My parents are good at two things. Giving hope, and taking them back. I am supposed ot attend a a wedding, my friend, I mean, his sister is having a kenduri today. Some of them are waiting me in cyber because they are expecting me to come,
“bad, aku kat cyber ni, kau bile nak sampai?”
“aku tak dapat datang ah, parents aku suruh balik”
“tapi hari tu kata boleh”
“memang ah, tapi hari ni diorang keras gak nak suruh balik”

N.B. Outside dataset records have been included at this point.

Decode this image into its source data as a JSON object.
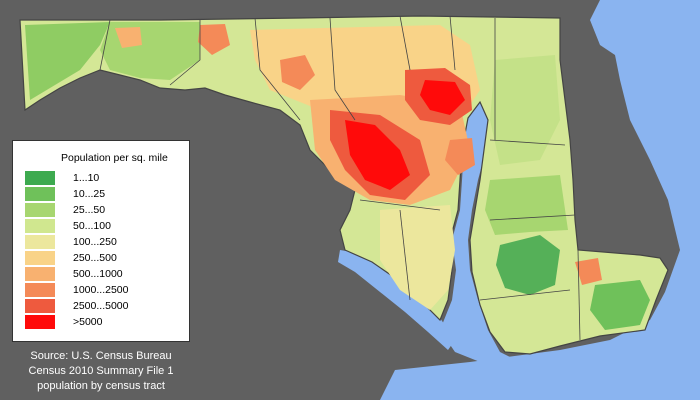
{
  "legend": {
    "title": "Population per sq. mile",
    "entries": [
      {
        "label": "1...10",
        "color": "#3daa4f"
      },
      {
        "label": "10...25",
        "color": "#6fc15a"
      },
      {
        "label": "25...50",
        "color": "#a7d670"
      },
      {
        "label": "50...100",
        "color": "#d0e78f"
      },
      {
        "label": "100...250",
        "color": "#ece79d"
      },
      {
        "label": "250...500",
        "color": "#f9d388"
      },
      {
        "label": "500...1000",
        "color": "#f8b170"
      },
      {
        "label": "1000...2500",
        "color": "#f48a58"
      },
      {
        "label": "2500...5000",
        "color": "#ee5a3e"
      },
      {
        "label": ">5000",
        "color": "#ff0a0a"
      }
    ]
  },
  "source": {
    "line1": "Source: U.S. Census Bureau",
    "line2": "Census 2010 Summary File 1",
    "line3": "population by census tract"
  },
  "colors": {
    "background": "#606060",
    "water": "#8ab4f0",
    "border": "#444444",
    "dense_urban": "#ff0a0a"
  }
}
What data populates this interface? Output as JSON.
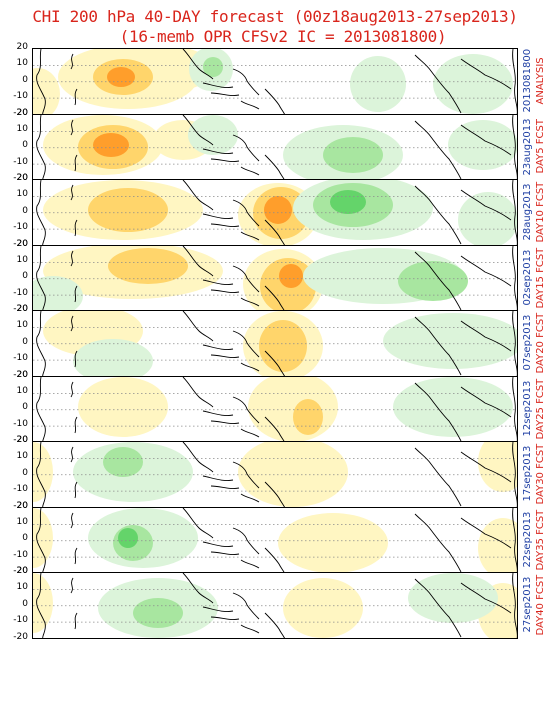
{
  "title_line1": "CHI 200 hPa 40-DAY forecast (00z18aug2013-27sep2013)",
  "title_line2": "(16-memb OPR CFSv2 IC = 2013081800)",
  "colors": {
    "title": "#d9251c",
    "label_red": "#d9251c",
    "label_blue": "#1f3fa3",
    "positive_light": "#fff6c2",
    "positive_mid": "#ffd56b",
    "positive_strong": "#ff9e2b",
    "positive_max": "#ff6a1a",
    "negative_light": "#dcf4da",
    "negative_mid": "#a8e6a0",
    "negative_strong": "#64d46a",
    "negative_max": "#25b04a"
  },
  "chart_data": {
    "type": "heatmap",
    "variable": "CHI 200 hPa",
    "ytick_labels": [
      "20",
      "10",
      "0",
      "-10",
      "-20"
    ],
    "panels": [
      {
        "label": "ANALYSIS",
        "date": "2013081800"
      },
      {
        "label": "DAY5 FCST",
        "date": "23aug2013"
      },
      {
        "label": "DAY10 FCST",
        "date": "28aug2013"
      },
      {
        "label": "DAY15 FCST",
        "date": "02sep2013"
      },
      {
        "label": "DAY20 FCST",
        "date": "07sep2013"
      },
      {
        "label": "DAY25 FCST",
        "date": "12sep2013"
      },
      {
        "label": "DAY30 FCST",
        "date": "17sep2013"
      },
      {
        "label": "DAY35 FCST",
        "date": "22sep2013"
      },
      {
        "label": "DAY40 FCST",
        "date": "27sep2013"
      }
    ]
  }
}
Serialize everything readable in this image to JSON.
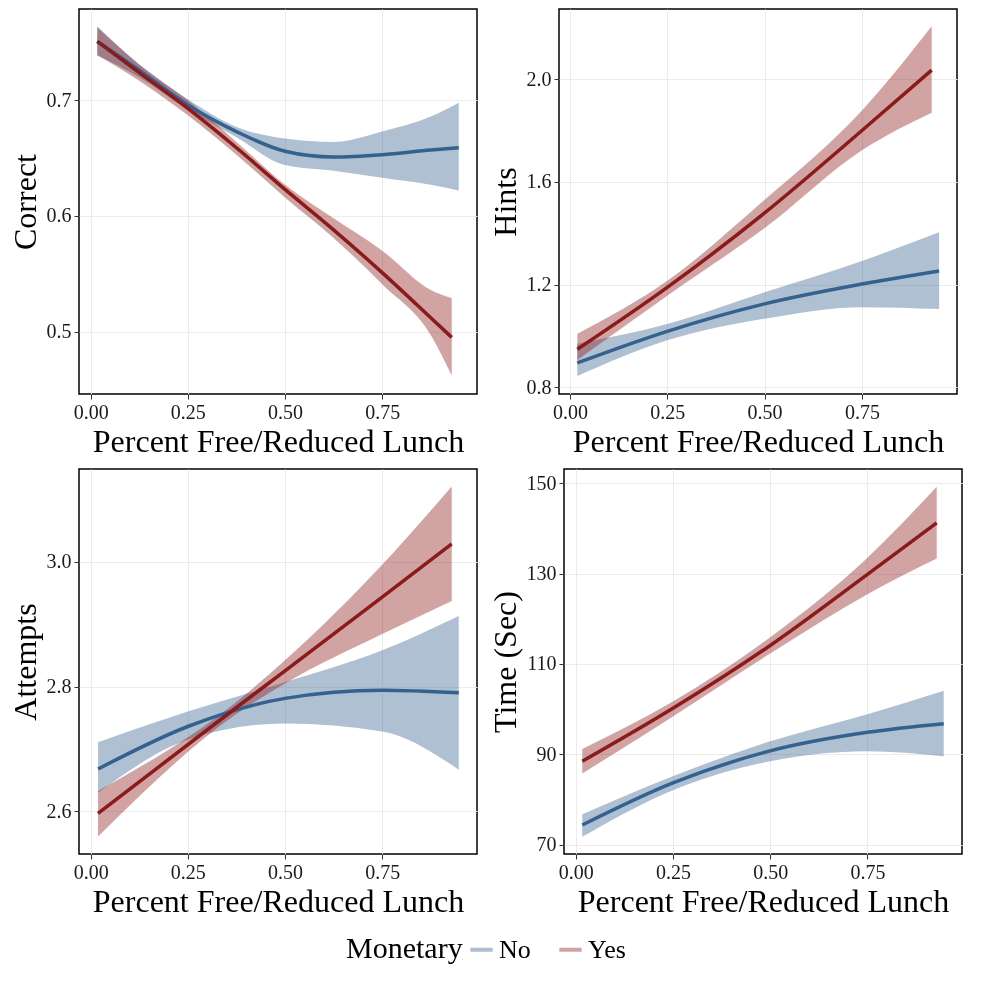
{
  "chart_data": [
    {
      "type": "line",
      "xlabel": "Percent Free/Reduced Lunch",
      "ylabel": "Correct",
      "legend": "bottom",
      "legend_title": "Monetary",
      "xlim": [
        -0.03,
        0.994
      ],
      "ylim": [
        0.446,
        0.779
      ],
      "xticks": [
        {
          "value": 0,
          "label": "0.00"
        },
        {
          "value": 0.25,
          "label": "0.25"
        },
        {
          "value": 0.5,
          "label": "0.50"
        },
        {
          "value": 0.75,
          "label": "0.75"
        }
      ],
      "yticks": [
        0.5,
        0.6,
        0.7
      ],
      "grid": true,
      "series": [
        {
          "name": "No",
          "color": "#35618f",
          "x": [
            0.017,
            0.125,
            0.25,
            0.375,
            0.5,
            0.625,
            0.75,
            0.875,
            0.947
          ],
          "values": [
            0.751,
            0.726,
            0.696,
            0.673,
            0.656,
            0.651,
            0.653,
            0.657,
            0.659
          ],
          "lower": [
            0.739,
            0.72,
            0.692,
            0.668,
            0.644,
            0.639,
            0.633,
            0.627,
            0.622
          ],
          "upper": [
            0.764,
            0.731,
            0.701,
            0.677,
            0.667,
            0.664,
            0.673,
            0.686,
            0.698
          ]
        },
        {
          "name": "Yes",
          "color": "#8b1a1a",
          "x": [
            0.017,
            0.125,
            0.25,
            0.375,
            0.5,
            0.625,
            0.75,
            0.875,
            0.929
          ],
          "values": [
            0.751,
            0.724,
            0.693,
            0.659,
            0.623,
            0.588,
            0.551,
            0.512,
            0.495
          ],
          "lower": [
            0.739,
            0.717,
            0.687,
            0.653,
            0.616,
            0.581,
            0.541,
            0.497,
            0.462
          ],
          "upper": [
            0.763,
            0.731,
            0.7,
            0.664,
            0.627,
            0.598,
            0.57,
            0.536,
            0.529
          ]
        }
      ]
    },
    {
      "type": "line",
      "xlabel": "Percent Free/Reduced Lunch",
      "ylabel": "Hints",
      "legend": "bottom",
      "xlim": [
        -0.028,
        0.994
      ],
      "ylim": [
        0.774,
        2.273
      ],
      "xticks": [
        {
          "value": 0,
          "label": "0.00"
        },
        {
          "value": 0.25,
          "label": "0.25"
        },
        {
          "value": 0.5,
          "label": "0.50"
        },
        {
          "value": 0.75,
          "label": "0.75"
        }
      ],
      "yticks": [
        0.8,
        1.2,
        1.6,
        {
          "value": 2,
          "label": "2.0"
        }
      ],
      "grid": true,
      "series": [
        {
          "name": "No",
          "color": "#35618f",
          "x": [
            0.019,
            0.25,
            0.5,
            0.75,
            0.948
          ],
          "values": [
            0.895,
            1.018,
            1.125,
            1.202,
            1.253
          ],
          "lower": [
            0.844,
            0.983,
            1.067,
            1.112,
            1.105
          ],
          "upper": [
            0.97,
            1.047,
            1.17,
            1.292,
            1.404
          ]
        },
        {
          "name": "Yes",
          "color": "#8b1a1a",
          "x": [
            0.019,
            0.25,
            0.5,
            0.75,
            0.929
          ],
          "values": [
            0.948,
            1.189,
            1.479,
            1.8,
            2.035
          ],
          "lower": [
            0.906,
            1.157,
            1.42,
            1.723,
            1.869
          ],
          "upper": [
            1.009,
            1.215,
            1.53,
            1.878,
            2.206
          ]
        }
      ]
    },
    {
      "type": "line",
      "xlabel": "Percent Free/Reduced Lunch",
      "ylabel": "Attempts",
      "legend": "bottom",
      "xlim": [
        -0.03,
        0.994
      ],
      "ylim": [
        2.532,
        3.148
      ],
      "xticks": [
        {
          "value": 0,
          "label": "0.00"
        },
        {
          "value": 0.25,
          "label": "0.25"
        },
        {
          "value": 0.5,
          "label": "0.50"
        },
        {
          "value": 0.75,
          "label": "0.75"
        }
      ],
      "yticks": [
        2.6,
        2.8,
        {
          "value": 3,
          "label": "3.0"
        }
      ],
      "grid": true,
      "series": [
        {
          "name": "No",
          "color": "#35618f",
          "x": [
            0.019,
            0.25,
            0.5,
            0.75,
            0.947
          ],
          "values": [
            2.668,
            2.736,
            2.781,
            2.794,
            2.79
          ],
          "lower": [
            2.63,
            2.715,
            2.741,
            2.728,
            2.667
          ],
          "upper": [
            2.711,
            2.76,
            2.807,
            2.858,
            2.913
          ]
        },
        {
          "name": "Yes",
          "color": "#8b1a1a",
          "x": [
            0.019,
            0.37,
            0.5,
            0.75,
            0.929
          ],
          "values": [
            2.597,
            2.764,
            2.825,
            2.943,
            3.028
          ],
          "lower": [
            2.56,
            2.754,
            2.805,
            2.884,
            2.937
          ],
          "upper": [
            2.633,
            2.773,
            2.842,
            2.995,
            3.12
          ]
        }
      ]
    },
    {
      "type": "line",
      "xlabel": "Percent Free/Reduced Lunch",
      "ylabel": "Time (Sec)",
      "xlim": [
        -0.03,
        0.993
      ],
      "ylim": [
        68,
        153.1
      ],
      "xticks": [
        {
          "value": 0,
          "label": "0.00"
        },
        {
          "value": 0.25,
          "label": "0.25"
        },
        {
          "value": 0.5,
          "label": "0.50"
        },
        {
          "value": 0.75,
          "label": "0.75"
        }
      ],
      "yticks": [
        70,
        90,
        110,
        130,
        150
      ],
      "grid": true,
      "legend": "bottom",
      "series": [
        {
          "name": "No",
          "color": "#35618f",
          "x": [
            0.017,
            0.25,
            0.5,
            0.75,
            0.946
          ],
          "values": [
            74.4,
            83.7,
            90.8,
            94.9,
            96.8
          ],
          "lower": [
            71.8,
            82.1,
            88.5,
            90.7,
            89.6
          ],
          "upper": [
            76.8,
            85.2,
            92.9,
            98.9,
            104.1
          ]
        },
        {
          "name": "Yes",
          "color": "#8b1a1a",
          "x": [
            0.017,
            0.25,
            0.5,
            0.75,
            0.928
          ],
          "values": [
            88.5,
            100.2,
            114.1,
            129.8,
            141.2
          ],
          "lower": [
            85.8,
            98.4,
            112.3,
            125.4,
            133.3
          ],
          "upper": [
            91.2,
            101.7,
            115.9,
            133.5,
            149.2
          ]
        }
      ]
    }
  ]
}
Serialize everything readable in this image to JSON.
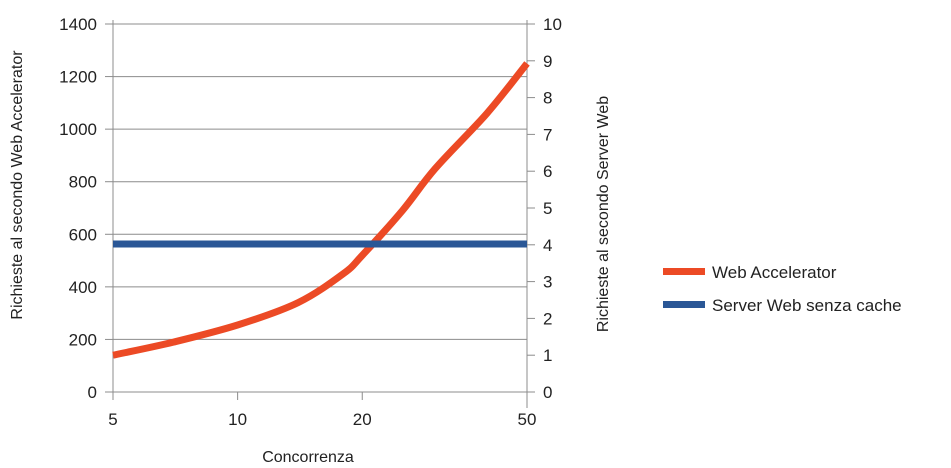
{
  "chart_data": {
    "type": "line",
    "x_scale": "log",
    "x_ticks": [
      "5",
      "10",
      "20",
      "50"
    ],
    "xlabel": "Concorrenza",
    "ylabel_left": "Richieste al secondo Web Accelerator",
    "ylabel_right": "Richieste al secondo Server Web",
    "ylim_left": [
      0,
      1400
    ],
    "ylim_right": [
      0,
      10
    ],
    "y_ticks_left": [
      "0",
      "200",
      "400",
      "600",
      "800",
      "1000",
      "1200",
      "1400"
    ],
    "y_ticks_right": [
      "0",
      "1",
      "2",
      "3",
      "4",
      "5",
      "6",
      "7",
      "8",
      "9",
      "10"
    ],
    "grid": true,
    "legend_position": "right",
    "series": [
      {
        "name": "Web Accelerator",
        "axis": "left",
        "color": "#ec4a25",
        "x": [
          5,
          7,
          10,
          14,
          18,
          20,
          25,
          30,
          40,
          50
        ],
        "y": [
          140,
          190,
          255,
          340,
          450,
          520,
          690,
          850,
          1060,
          1250
        ]
      },
      {
        "name": "Server Web senza cache",
        "axis": "left",
        "color": "#2a5796",
        "x": [
          5,
          50
        ],
        "y": [
          563,
          563
        ]
      }
    ]
  }
}
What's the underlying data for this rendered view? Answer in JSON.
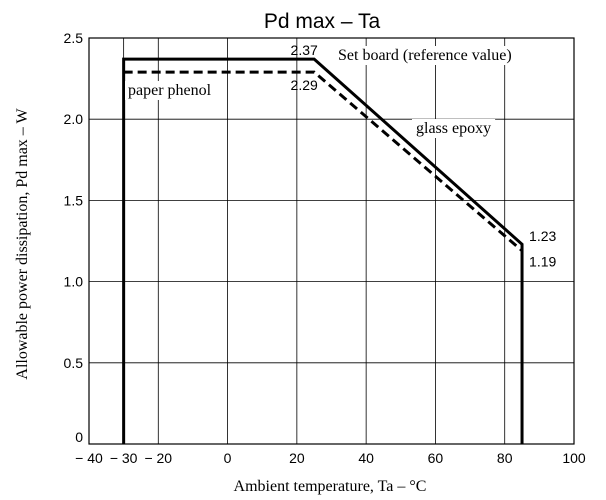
{
  "chart_data": {
    "type": "line",
    "title": "Pd max  –  Ta",
    "xlabel": "Ambient temperature,  Ta  –  °C",
    "ylabel": "Allowable power dissipation,  Pd max  –  W",
    "xlim": [
      -40,
      100
    ],
    "ylim": [
      0,
      2.5
    ],
    "xticks": [
      -40,
      -30,
      -20,
      0,
      20,
      40,
      60,
      80,
      100
    ],
    "xtick_labels": [
      "− 40",
      "− 30",
      "− 20",
      "0",
      "20",
      "40",
      "60",
      "80",
      "100"
    ],
    "yticks": [
      0,
      0.5,
      1.0,
      1.5,
      2.0,
      2.5
    ],
    "ytick_labels": [
      "0",
      "0.5",
      "1.0",
      "1.5",
      "2.0",
      "2.5"
    ],
    "grid": true,
    "series": [
      {
        "name": "glass epoxy",
        "style": "solid",
        "x": [
          -30,
          -30,
          25,
          85,
          85
        ],
        "y": [
          0,
          2.37,
          2.37,
          1.23,
          0
        ]
      },
      {
        "name": "paper phenol",
        "style": "dashed",
        "x": [
          -30,
          25,
          85
        ],
        "y": [
          2.29,
          2.29,
          1.19
        ]
      }
    ],
    "annotations": [
      {
        "text": "2.37",
        "x": 25,
        "y": 2.37
      },
      {
        "text": "2.29",
        "x": 25,
        "y": 2.29
      },
      {
        "text": "1.23",
        "x": 85,
        "y": 1.23
      },
      {
        "text": "1.19",
        "x": 85,
        "y": 1.19
      },
      {
        "text": "Set board (reference value)"
      }
    ]
  }
}
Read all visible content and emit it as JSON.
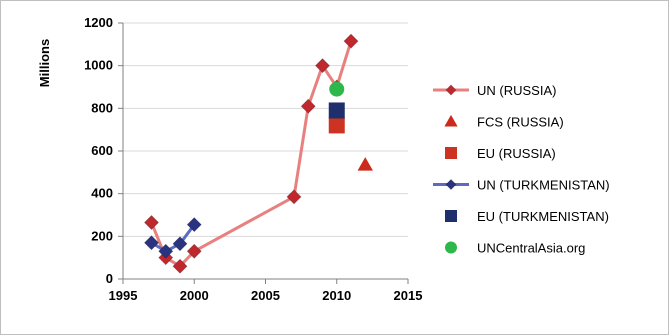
{
  "chart_data": {
    "type": "scatter",
    "title": "",
    "xlabel": "",
    "ylabel": "Millions",
    "xlim": [
      1995,
      2015
    ],
    "ylim": [
      0,
      1200
    ],
    "xticks": [
      "1995",
      "2000",
      "2005",
      "2010",
      "2015"
    ],
    "yticks": [
      "0",
      "200",
      "400",
      "600",
      "800",
      "1000",
      "1200"
    ],
    "grid": "horizontal",
    "legend_position": "right",
    "series": [
      {
        "name": "UN (RUSSIA)",
        "mode": "line+marker",
        "marker": "diamond",
        "line_color": "#e8807f",
        "marker_color": "#c0282d",
        "x": [
          1997,
          1998,
          1999,
          2000,
          2007,
          2008,
          2009,
          2010,
          2011
        ],
        "y": [
          265,
          100,
          60,
          130,
          385,
          810,
          1000,
          900,
          1115
        ]
      },
      {
        "name": "FCS (RUSSIA)",
        "mode": "marker",
        "marker": "triangle",
        "marker_color": "#cc2a1c",
        "x": [
          2012
        ],
        "y": [
          535
        ]
      },
      {
        "name": "EU (RUSSIA)",
        "mode": "marker",
        "marker": "square",
        "marker_color": "#cc3322",
        "x": [
          2010
        ],
        "y": [
          720
        ]
      },
      {
        "name": "UN (TURKMENISTAN)",
        "mode": "line+marker",
        "marker": "diamond",
        "line_color": "#5b6bc0",
        "marker_color": "#2a3380",
        "x": [
          1997,
          1998,
          1999,
          2000
        ],
        "y": [
          170,
          130,
          165,
          255
        ]
      },
      {
        "name": "EU (TURKMENISTAN)",
        "mode": "marker",
        "marker": "square",
        "marker_color": "#1f2f6b",
        "x": [
          2010
        ],
        "y": [
          790
        ]
      },
      {
        "name": "UNCentralAsia.org",
        "mode": "marker",
        "marker": "circle",
        "marker_color": "#2eb84c",
        "x": [
          2010
        ],
        "y": [
          890
        ]
      }
    ]
  }
}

They wanted me to be home so bad, as if they are expecting me to be home as soon as possible, and apparently, my brother is going home the same day. He arrived home in the evening. I tried my best and to the fullest to be home, I even ran instead of walking in gaiety. And when I reached home, it is dark. No wonder its dark, they are out already, and luckily my bro called and tell me that he left the key to our neighbour.
Walking in the house, its dark and its cold. I don’t know the idea of what a home is, but for me, what matters the most are the people inside that will create the warmth that makes you eager to be home.
I remember when teacher used to tell us to draw “our home”. I will always draw my family with a smile on our face, a real smile. It was the smiling face that makes the drawing meaningful, nit how you actually draw a house.
I hoped that at least one, one soul that will welcome me home, but maybe I was wrong. I shouldn’t hope. A person used to tell me not to give up on hope, but god loves to troll me aint he?
Hope is like a wing, it gave you strength and makes you fly, the possibilities are endless. Maybe I fly too high, and when the wings are ripped off me, I fall hard.
Now I am alone in the house, taking cold rice. This house sure is cold to me eh? Maybe I need to buy a teddy bear for myself, literally, so that whenever I am alone, I can always have something to be hugged and not feeling so left out.